= Council for Ethnic Minorities =

Danish advisory institution

The Council for Ethnic Minorities (Rådet for Etniske Minoriteter) is a Danish institution that advises the government on issues concerning refugees, immigrants and integration. It focuses on, among other things, the education of children and young people, democratic participation and citizenship among ethnic minorities, as well as housing policy and housing areas.

The council consists of 14 members, five of whom are appointed by the Minister of Social Affairs and the Interior, five others (including the chairperson) are elected by the Board of Representatives, and the last four are appointed by Denmark's four largest municipalities. The chairman of the council is social worker and researcher Halima El Abassi. The Council has a secretariat anchored in the Danish Agency for International Recruitment and Integration.

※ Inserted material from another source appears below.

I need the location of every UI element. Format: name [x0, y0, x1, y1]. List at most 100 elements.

The council draws up consultation responses to the government, arranges conferences, prepares debate papers and publishes publications within the council's area of work.

==History==
The council's history dates back to 1983, when a liaison committee was set up under the Ministry of the Interior to advise the Government's Immigration Committee on general immigration policy issues. In 1985, the contact committee was replaced by the Immigration Council, which in 1994 changed its name to the Council for Ethnic Minorities. The legislation on the council has since been amended several times, most recently in 2014, when an amendment to the Danish Integration Act, among other things, laid down the current rules for the appointment of council members.